Coup de boost ? Vraiment ? En vérité, Waters n’a pris aucun risque en réenregistrant à la note près les meilleures extraits de son riche répertoire. A l’exception de quelques notes perdues en cours de route sur les soli de « Bloodbath » et de l’abandon du « Fade-out » sur le final de « The Fun Palace » (regrettable), les seules modifications d’envergure concernent « W.T.Y.D. », dont on se demande bien pour quelles raisons Jeff a tenu à casser le rythme de la sorte. Pour le reste, pas de fautes de goût ou presque, même si l’on écartera volontiers la faiblarde « 21 » et une « Time Bomb » qui ne s’imposait pas vraiment. Au rayon avancées, « Ultra-Motion » est enfin délestée de la production infâme de
« Waking The Fury » mais ça n’en fait pas pour autant un classique. Plus réjouissante, la nouvelle version d’une « Stonewall » se payant le luxe d’être supérieure à l’originale, ne serait-ce grâce à l’appui de chœurs plus puissants. Bonne pioche !
Copies carbone des originales, les autres morceaux ne sont ni transfigurés, ni massacrés. Armés d’un bon best-of pour fainéants, on prendra beaucoup de plaisir à se remémorer les hits de
« Set The World On Fire », tout en regrettant que Waters n’ait pas preuve d’une plus grande ambition, notamment en s’offrant les services d’un excellent batteur (la place du mort chez ANNIHILATOR, comme pour MEGADETH). J’aurais bien aimé voir ce que John Tempesta, Paul Bostaph ou Gene Hoglan auraient apporté à un « Re-Kill » s’adressant avant tout aux plus jeunes fans du combo d’Ottawa.

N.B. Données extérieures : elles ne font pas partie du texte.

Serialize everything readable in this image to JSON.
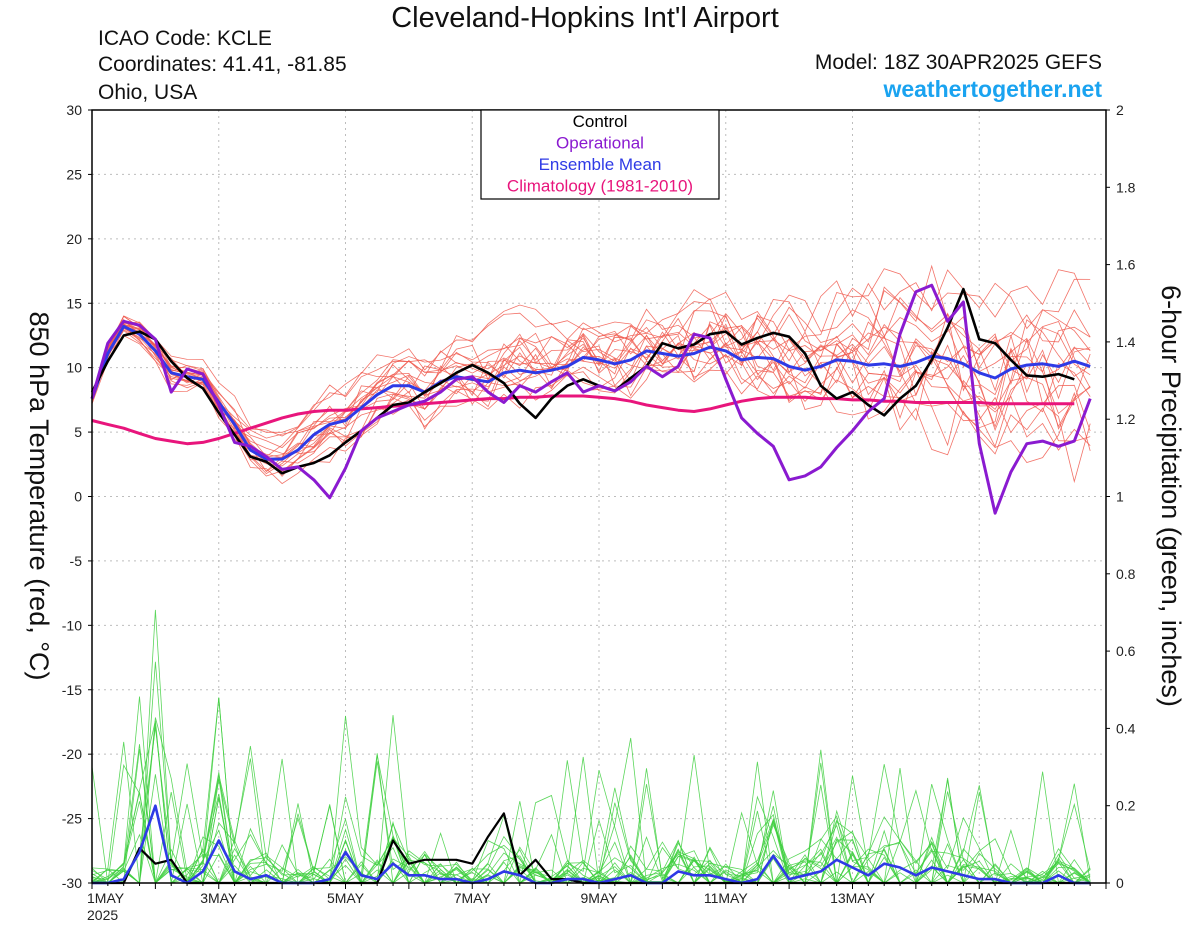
{
  "header": {
    "title": "Cleveland-Hopkins Int'l Airport",
    "icao": "ICAO Code: KCLE",
    "coordinates": "Coordinates: 41.41, -81.85",
    "location": "Ohio, USA",
    "model": "Model: 18Z 30APR2025 GEFS",
    "site": "weathertogether.net"
  },
  "chart_data": {
    "type": "line",
    "ylabel": "850 hPa Temperature (red, °C)",
    "y2label": "6-hour Precipitation (green, inches)",
    "xlim": [
      0,
      64
    ],
    "ylim": [
      -30,
      30
    ],
    "y2lim": [
      0,
      2
    ],
    "yticks": [
      "30",
      "25",
      "20",
      "15",
      "10",
      "5",
      "0",
      "-5",
      "-10",
      "-15",
      "-20",
      "-25",
      "-30"
    ],
    "y2ticks": [
      "2",
      "1.8",
      "1.6",
      "1.4",
      "1.2",
      "1",
      "0.8",
      "0.6",
      "0.4",
      "0.2",
      "0"
    ],
    "xticks": [
      {
        "x": 0,
        "label": "1MAY"
      },
      {
        "x": 8,
        "label": "3MAY"
      },
      {
        "x": 16,
        "label": "5MAY"
      },
      {
        "x": 24,
        "label": "7MAY"
      },
      {
        "x": 32,
        "label": "9MAY"
      },
      {
        "x": 40,
        "label": "11MAY"
      },
      {
        "x": 48,
        "label": "13MAY"
      },
      {
        "x": 56,
        "label": "15MAY"
      }
    ],
    "year_label": "2025",
    "grid": true,
    "legend_position": "top-center",
    "legend": [
      {
        "label": "Control",
        "color": "#000000"
      },
      {
        "label": "Operational",
        "color": "#8a1ad0"
      },
      {
        "label": "Ensemble Mean",
        "color": "#2e3ae6"
      },
      {
        "label": "Climatology (1981-2010)",
        "color": "#e8157c"
      }
    ],
    "colors": {
      "members_temp": "#f05a4f",
      "members_precip": "#3ecf3e",
      "control": "#000000",
      "operational": "#8a1ad0",
      "mean": "#2e3ae6",
      "climatology": "#e8157c"
    },
    "temperature_series": [
      {
        "name": "Control",
        "values": [
          8.1,
          10.5,
          12.5,
          12.8,
          12.2,
          10.5,
          9.2,
          8.4,
          6.5,
          4.8,
          3.1,
          2.7,
          1.8,
          2.3,
          2.6,
          3.2,
          4.2,
          5.1,
          6.1,
          7.1,
          7.3,
          8.1,
          8.8,
          9.6,
          10.2,
          9.6,
          8.8,
          7.2,
          6.1,
          7.6,
          8.6,
          9.1,
          8.6,
          8.2,
          9.2,
          10.1,
          11.9,
          11.5,
          11.8,
          12.6,
          12.8,
          11.8,
          12.3,
          12.7,
          12.4,
          11.1,
          8.6,
          7.6,
          8.1,
          7.1,
          6.3,
          7.6,
          8.6,
          10.6,
          13.1,
          16.1,
          12.2,
          11.9,
          10.6,
          9.4,
          9.3,
          9.5,
          9.1
        ]
      },
      {
        "name": "Operational",
        "values": [
          7.6,
          11.9,
          13.6,
          13.3,
          12.2,
          8.1,
          9.9,
          9.5,
          7.1,
          4.2,
          3.9,
          3.1,
          2.1,
          2.3,
          1.3,
          -0.1,
          2.2,
          5.1,
          6.1,
          6.6,
          7.1,
          7.4,
          8.1,
          9.1,
          9.3,
          8.1,
          7.3,
          8.6,
          8.1,
          8.9,
          9.6,
          8.1,
          8.6,
          8.2,
          8.9,
          10.1,
          9.3,
          10.1,
          12.6,
          12.3,
          9.1,
          6.1,
          4.9,
          3.9,
          1.3,
          1.6,
          2.3,
          3.8,
          5.1,
          6.6,
          7.6,
          12.6,
          15.9,
          16.4,
          13.6,
          15.1,
          4.1,
          -1.3,
          1.9,
          4.1,
          4.3,
          3.9,
          4.3,
          7.6
        ]
      },
      {
        "name": "Ensemble Mean",
        "values": [
          7.6,
          11.1,
          13.2,
          12.6,
          11.3,
          9.6,
          9.3,
          9.1,
          7.3,
          5.6,
          3.6,
          2.9,
          2.9,
          3.6,
          4.8,
          5.6,
          5.9,
          6.9,
          7.9,
          8.6,
          8.6,
          8.1,
          8.9,
          9.3,
          9.1,
          8.9,
          9.6,
          9.8,
          9.6,
          9.8,
          10.1,
          10.8,
          10.6,
          10.3,
          10.6,
          11.3,
          11.1,
          10.9,
          11.1,
          11.6,
          11.3,
          10.6,
          10.8,
          10.7,
          10.1,
          9.8,
          10.1,
          10.6,
          10.5,
          10.2,
          10.3,
          10.1,
          10.4,
          10.9,
          10.7,
          10.3,
          9.6,
          9.2,
          9.9,
          10.2,
          10.3,
          10.1,
          10.5,
          10.1
        ]
      },
      {
        "name": "Climatology (1981-2010)",
        "values": [
          5.9,
          5.6,
          5.3,
          4.9,
          4.5,
          4.3,
          4.1,
          4.2,
          4.5,
          4.9,
          5.3,
          5.7,
          6.1,
          6.4,
          6.6,
          6.7,
          6.7,
          6.8,
          6.9,
          7.0,
          7.1,
          7.2,
          7.3,
          7.4,
          7.5,
          7.6,
          7.6,
          7.7,
          7.7,
          7.8,
          7.8,
          7.8,
          7.7,
          7.6,
          7.4,
          7.1,
          6.9,
          6.7,
          6.6,
          6.8,
          7.1,
          7.4,
          7.6,
          7.7,
          7.7,
          7.7,
          7.6,
          7.6,
          7.5,
          7.5,
          7.4,
          7.4,
          7.3,
          7.3,
          7.3,
          7.3,
          7.3,
          7.2,
          7.2,
          7.2,
          7.2,
          7.2,
          7.2
        ]
      }
    ],
    "precip_series": [
      {
        "name": "Control",
        "values": [
          0,
          0,
          0,
          0.09,
          0.05,
          0.06,
          0,
          0,
          0,
          0,
          0,
          0,
          0,
          0,
          0,
          0,
          0,
          0,
          0,
          0.11,
          0.05,
          0.06,
          0.06,
          0.06,
          0.05,
          0.12,
          0.18,
          0.02,
          0.06,
          0.01,
          0.01,
          0,
          0,
          0,
          0,
          0,
          0,
          0,
          0,
          0,
          0,
          0,
          0,
          0,
          0,
          0,
          0,
          0,
          0,
          0,
          0,
          0,
          0,
          0,
          0,
          0,
          0,
          0,
          0,
          0,
          0,
          0,
          0,
          0
        ]
      },
      {
        "name": "Ensemble Mean",
        "values": [
          0,
          0,
          0.01,
          0.08,
          0.2,
          0.02,
          0,
          0.03,
          0.11,
          0.03,
          0.01,
          0.02,
          0,
          0,
          0,
          0.01,
          0.08,
          0.02,
          0.01,
          0.05,
          0.02,
          0.02,
          0.01,
          0.01,
          0,
          0.01,
          0.03,
          0.02,
          0,
          0,
          0.01,
          0.01,
          0,
          0.01,
          0.02,
          0,
          0,
          0.03,
          0.02,
          0.02,
          0.01,
          0,
          0.01,
          0.07,
          0.01,
          0.02,
          0.03,
          0.06,
          0.04,
          0.02,
          0.05,
          0.04,
          0.02,
          0.04,
          0.03,
          0.02,
          0.01,
          0.01,
          0,
          0,
          0,
          0.02,
          0,
          0
        ]
      }
    ]
  }
}
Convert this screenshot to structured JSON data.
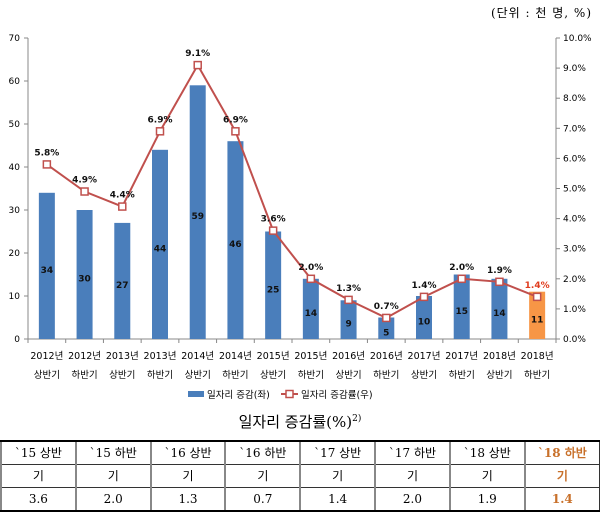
{
  "unit_label": "(단위 : 천 명, %)",
  "chart_data": {
    "type": "bar+line",
    "categories": [
      [
        "2012년",
        "상반기"
      ],
      [
        "2012년",
        "하반기"
      ],
      [
        "2013년",
        "상반기"
      ],
      [
        "2013년",
        "하반기"
      ],
      [
        "2014년",
        "상반기"
      ],
      [
        "2014년",
        "하반기"
      ],
      [
        "2015년",
        "상반기"
      ],
      [
        "2015년",
        "하반기"
      ],
      [
        "2016년",
        "상반기"
      ],
      [
        "2016년",
        "하반기"
      ],
      [
        "2017년",
        "상반기"
      ],
      [
        "2017년",
        "하반기"
      ],
      [
        "2018년",
        "상반기"
      ],
      [
        "2018년",
        "하반기"
      ]
    ],
    "series": [
      {
        "name": "일자리 증감(좌)",
        "type": "bar",
        "axis": "left",
        "values": [
          34,
          30,
          27,
          44,
          59,
          46,
          25,
          14,
          9,
          5,
          10,
          15,
          14,
          11
        ],
        "color": "#4a7ebb",
        "highlight_color": "#f79646"
      },
      {
        "name": "일자리 증감률(우)",
        "type": "line",
        "axis": "right",
        "values": [
          5.8,
          4.9,
          4.4,
          6.9,
          9.1,
          6.9,
          3.6,
          2.0,
          1.3,
          0.7,
          1.4,
          2.0,
          1.9,
          1.4
        ],
        "labels": [
          "5.8%",
          "4.9%",
          "4.4%",
          "6.9%",
          "9.1%",
          "6.9%",
          "3.6%",
          "2.0%",
          "1.3%",
          "0.7%",
          "1.4%",
          "2.0%",
          "1.9%",
          "1.4%"
        ],
        "color": "#c0504d",
        "highlight_label_color": "#e03c1e"
      }
    ],
    "y_left": {
      "range": [
        0,
        70
      ],
      "ticks": [
        "0",
        "10",
        "20",
        "30",
        "40",
        "50",
        "60",
        "70"
      ]
    },
    "y_right": {
      "range": [
        0,
        10
      ],
      "ticks": [
        "0.0%",
        "1.0%",
        "2.0%",
        "3.0%",
        "4.0%",
        "5.0%",
        "6.0%",
        "7.0%",
        "8.0%",
        "9.0%",
        "10.0%"
      ]
    },
    "legend": "bottom"
  },
  "table": {
    "title": "일자리 증감률(%)",
    "title_sup": "2)",
    "headers": [
      [
        "`15 상반",
        "기"
      ],
      [
        "`15 하반",
        "기"
      ],
      [
        "`16 상반",
        "기"
      ],
      [
        "`16 하반",
        "기"
      ],
      [
        "`17 상반",
        "기"
      ],
      [
        "`17 하반",
        "기"
      ],
      [
        "`18 상반",
        "기"
      ],
      [
        "`18 하반",
        "기"
      ]
    ],
    "values": [
      "3.6",
      "2.0",
      "1.3",
      "0.7",
      "1.4",
      "2.0",
      "1.9",
      "1.4"
    ]
  }
}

Tout en se maintenant largement au dessus de la mêlée, ANNIHILATOR frustre un peu les fidèles en privilégiant la frange la plus jeune de ses suiveurs. On guettera sans doute en vain un retour au heavy thrash de papy dans les années à venir mais dans l'ensemble, reconnaissons que la qualité reste de mise sur un "Feast" bien plus intéressant que la compilation "Re-Kill" qui lui est rattachée. Recommandable donc, à défaut d'être incontournable!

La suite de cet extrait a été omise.